Tenun Corak Insang merupakan tenunan tradisional masyarakat Melayu Kota Pontianak yang dikenal pada masa Kesultanan Kadriah pada saat pemerintahan Sultan Syarif Abdurrahman Al Qadrie tahun 1771 hingga sekarang. Corak Insang mulanya digunakan oleh para kaum bangsawan di Istana Kadriah.
Tenun Corak Isang memiliki fungsi sebagai penunjuk identitas status sosial bagi satu keluarga/kelompok dalam kehidupan bermasyarakat maupun pertemuan antar kerajaan serta sebagai tolak ukur keterampilan anak pingit/ anak gadis pada masa lampau.
Penggunaan tenun Corak Insang pada jamannya juga berfungsi sebagai barang persembahan/cindera mata kepada raja, terutama pada hari keputraan (ulang tahun), sebagai barang hantaran/pengiring pengantin dan antar sirih pinang pada upacara pernikahan serta upacara-upacara tradisional lainnya. Dalam upacara pernikahan, kain tenun Corak Insang digunakan sebagai pelengkap pada kain Telok Belangga yang dikenakan oleh kaum laki-laki, sedangkan bagi kaum permpuan digunakan sebagai baju kurung.

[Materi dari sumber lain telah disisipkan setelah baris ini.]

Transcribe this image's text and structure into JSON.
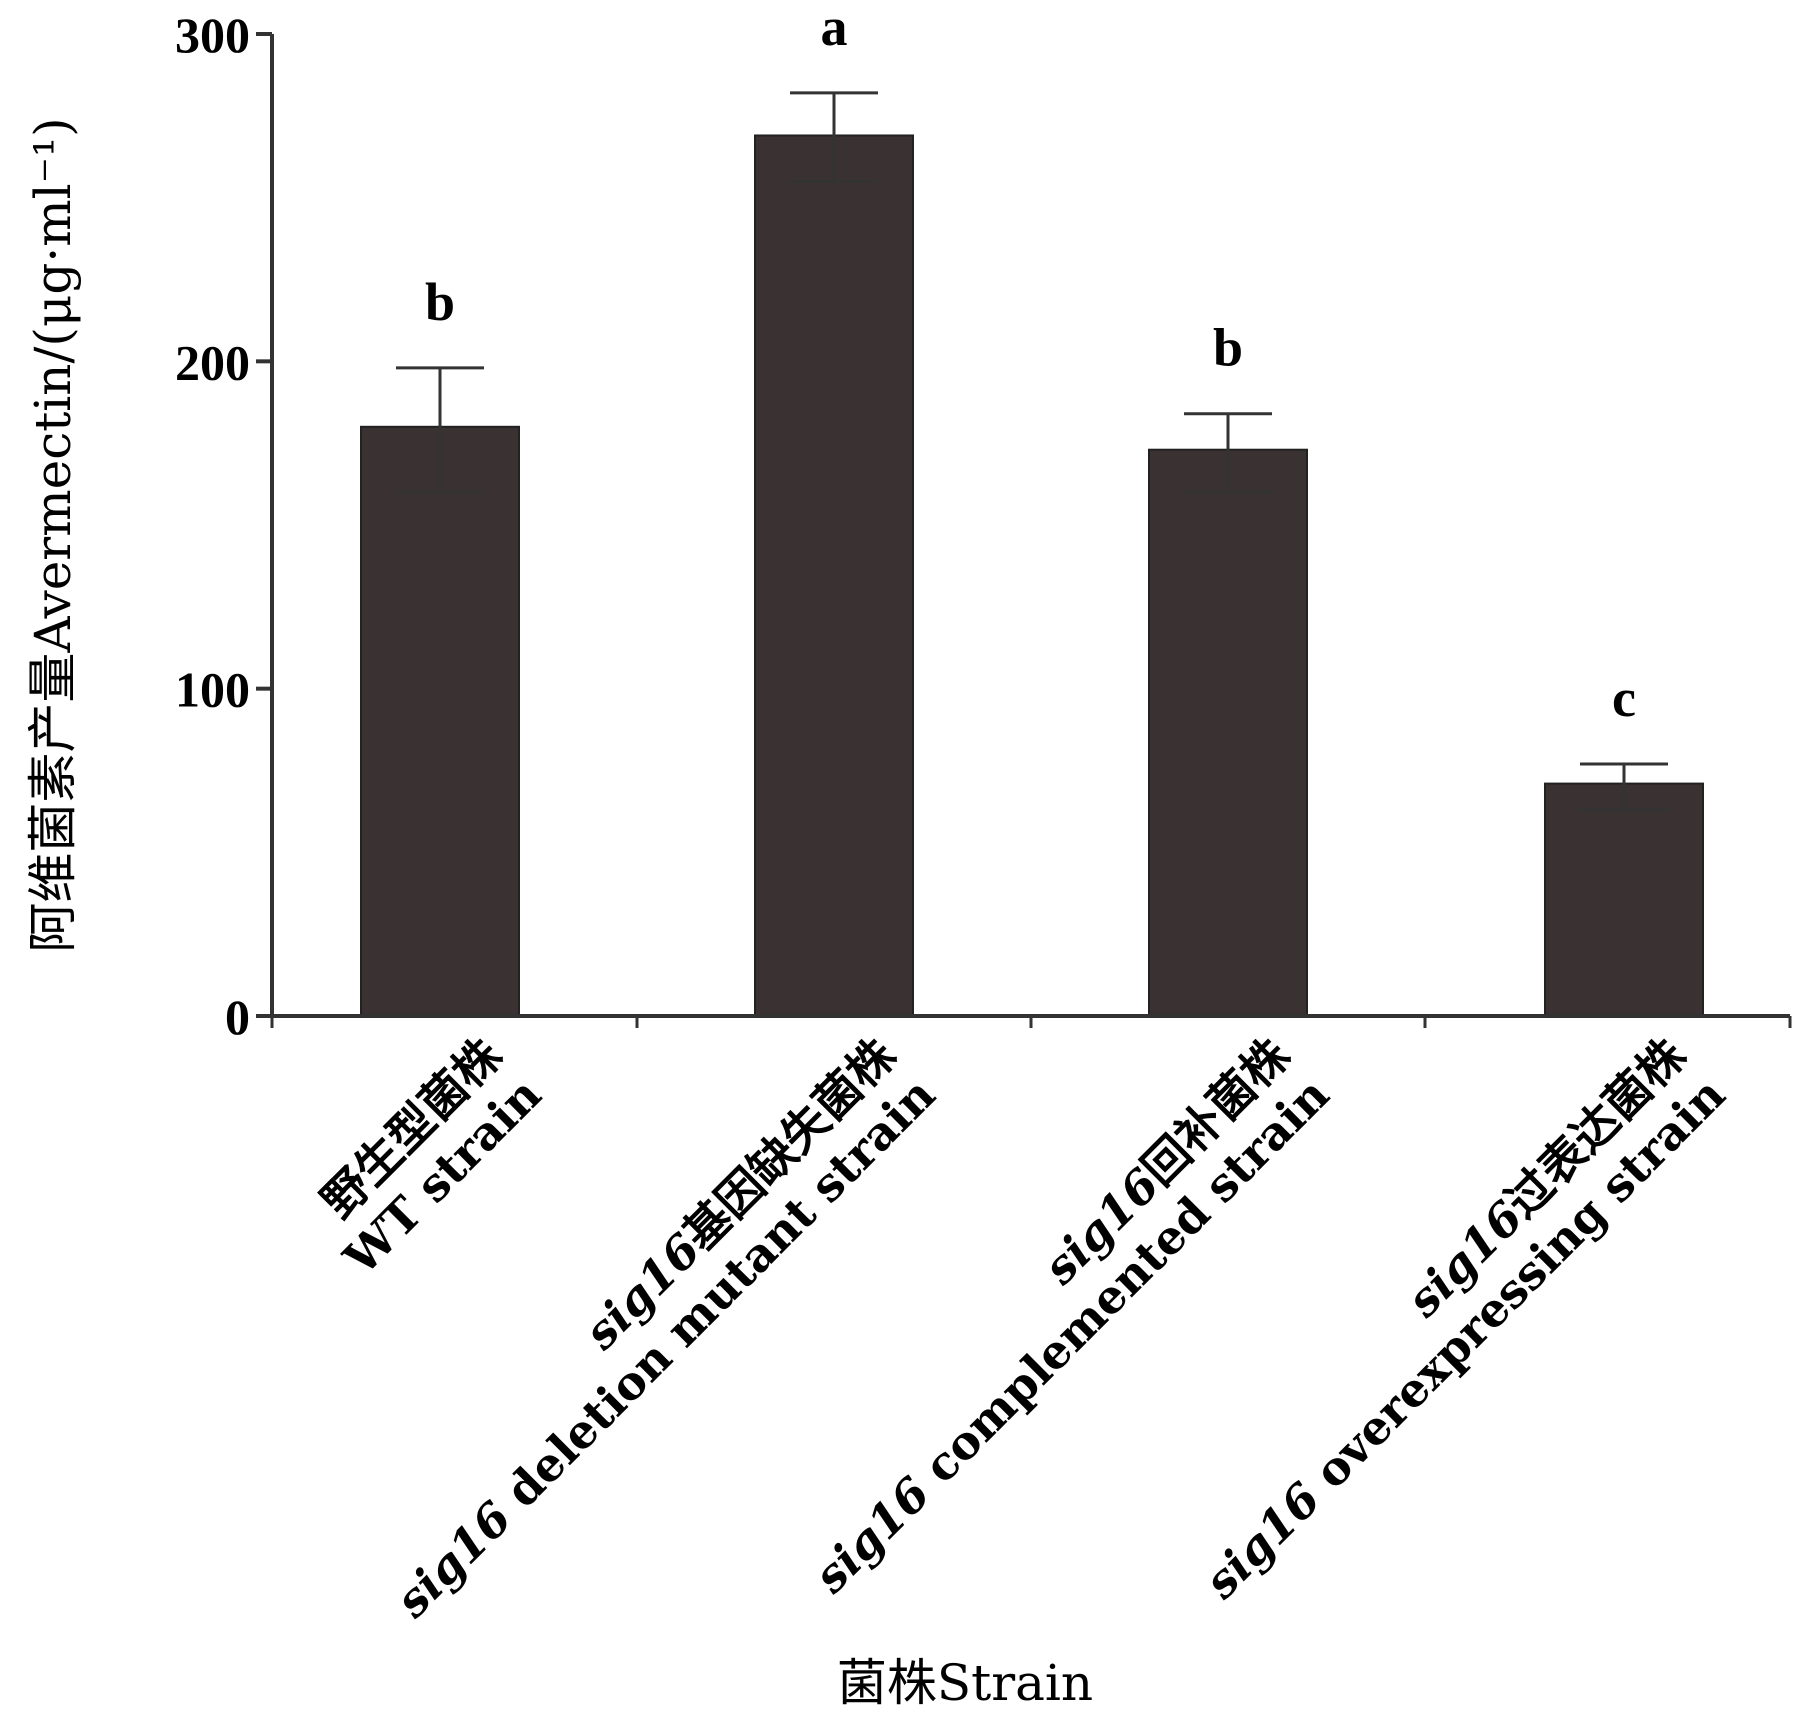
{
  "chart_data": {
    "type": "bar",
    "categories": [
      {
        "line1_pre": "",
        "line1_main": "野生型菌株",
        "line2_pre": "",
        "line2_main": "WT strain"
      },
      {
        "line1_pre": "sig16",
        "line1_main": "基因缺失菌株",
        "line2_pre": "sig16",
        "line2_main": " deletion mutant strain"
      },
      {
        "line1_pre": "sig16",
        "line1_main": "回补菌株",
        "line2_pre": "sig16",
        "line2_main": " complemented strain"
      },
      {
        "line1_pre": "sig16",
        "line1_main": "过表达菌株",
        "line2_pre": "sig16",
        "line2_main": " overexpressing strain"
      }
    ],
    "values": [
      180,
      269,
      173,
      71
    ],
    "error_low": [
      160,
      255,
      160,
      63
    ],
    "error_high": [
      198,
      282,
      184,
      77
    ],
    "significance": [
      "b",
      "a",
      "b",
      "c"
    ],
    "bar_color": "#3a3232",
    "ylim": [
      0,
      300
    ],
    "yticks": [
      0,
      100,
      200,
      300
    ],
    "ylabel": "阿维菌素产量Avermectin/(μg·ml⁻¹)",
    "xlabel": "菌株Strain",
    "grid": false
  }
}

Kain Corak Insang menggambarkan peradaban masyarakat Pontianak yang pada waktu itu bermukim di sepanjang Sungai Kapuas. Kain Corak Insang merupakan cerminan dari kehidupan masyarakat Pontianak yang dominan berhubungan dengan Sungai Kapuas. Filosofi yang terkandung dalam Tenun Corak Ingsang adalah simbol dari nafas, hidup dan bergerak. Tenun Corak Insang merupakan ungkapan rasa cinta kepada alam dan lingkungan serta semangat keseharian yang bersifat dinamis.